The result was a dramatic grip change to help alleviate some of the pressure on his ailing wrist and a return to a more familiar left-to-right shot shape. Or, as Harmon figures, “almost a pull fade.”
“Gary loves to fade the golf ball and my dad wanted him to get to where he can draw and I think Gary is such a hard worker he wanted to get to where he could draw it under pressure,” Harmon said. “When you are playing under pressure you have to have something you can play aggressive with.”
The combined inspiration of playing an opposite-field event and Reno’s modified Stableford scoring format proved to be the perfect tonic to wrest Woodland out of his slump. He won the event by nine points.
“I'm healthy. That's a big key,” Woodland said. “I put a lot of hard work in. It's been a process with the changes I've made, switching to Butch and his son, and it's finally starting to come together, which is nice. I put a lot of work in on the short game, a lot of work on the middle game, and we're starting to put it together now.”

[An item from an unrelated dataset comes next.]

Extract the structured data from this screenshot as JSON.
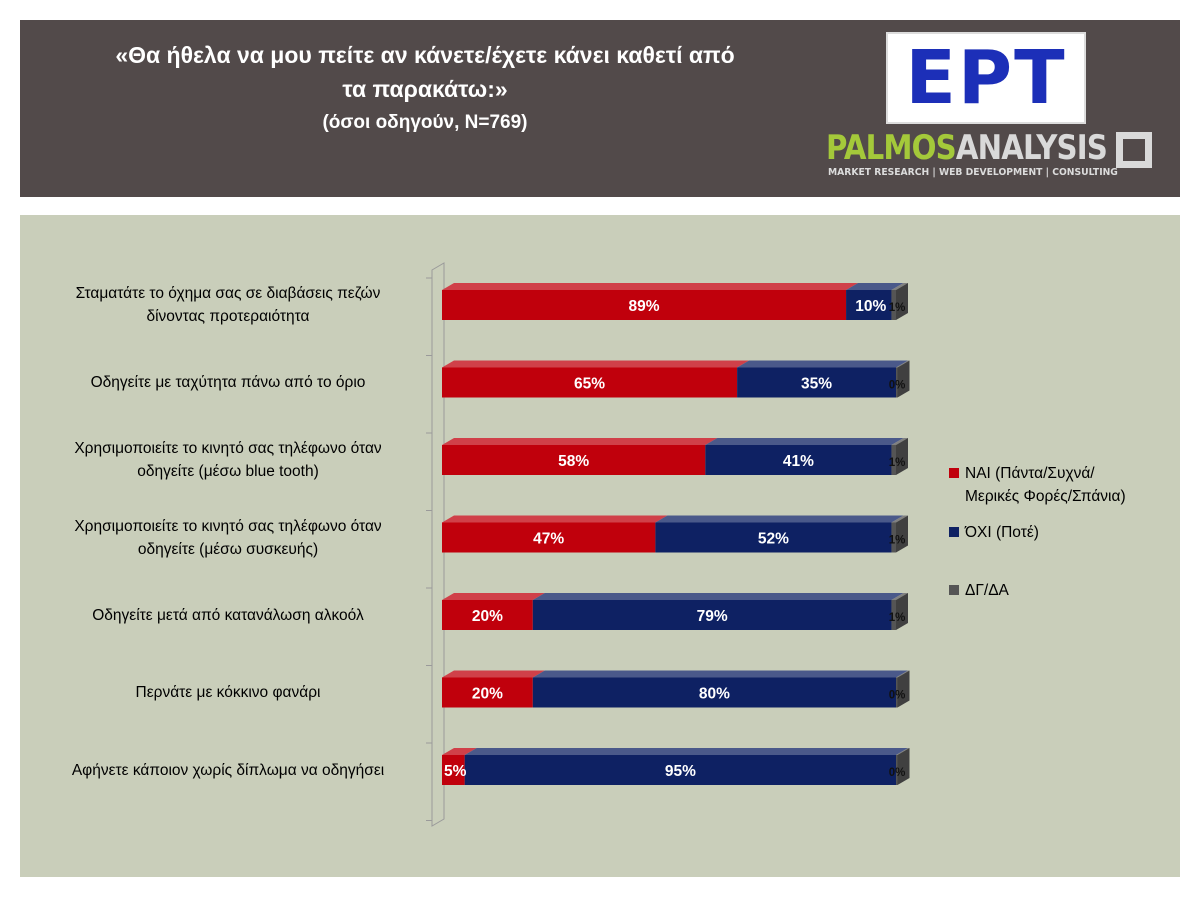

The CIMB was Woodland’s last official start of 2013 and there is a measure of maturity in how the 29-year-old plans to spend his offseason. In addition to his normal gym/practice tee regimens, Woodland has started working with Pat Goss on his short game and sports psychologist Julie Elion. One of the game’s most powerful has turned to precision and the power of the mind in his quest to regain his world-beater status.
During a recent team meeting with Woodland, Harmon said his goals for 2014 were telling – improving his wedge game and earning a spot on next year’s U.S. Ryder Cup team.
“This is the player you are hopefully going to see for the next three, five, seven years,” Harmon said.
Not many players have successfully reinvented themselves, but in Woodland’s case he’s done so from the wrist up.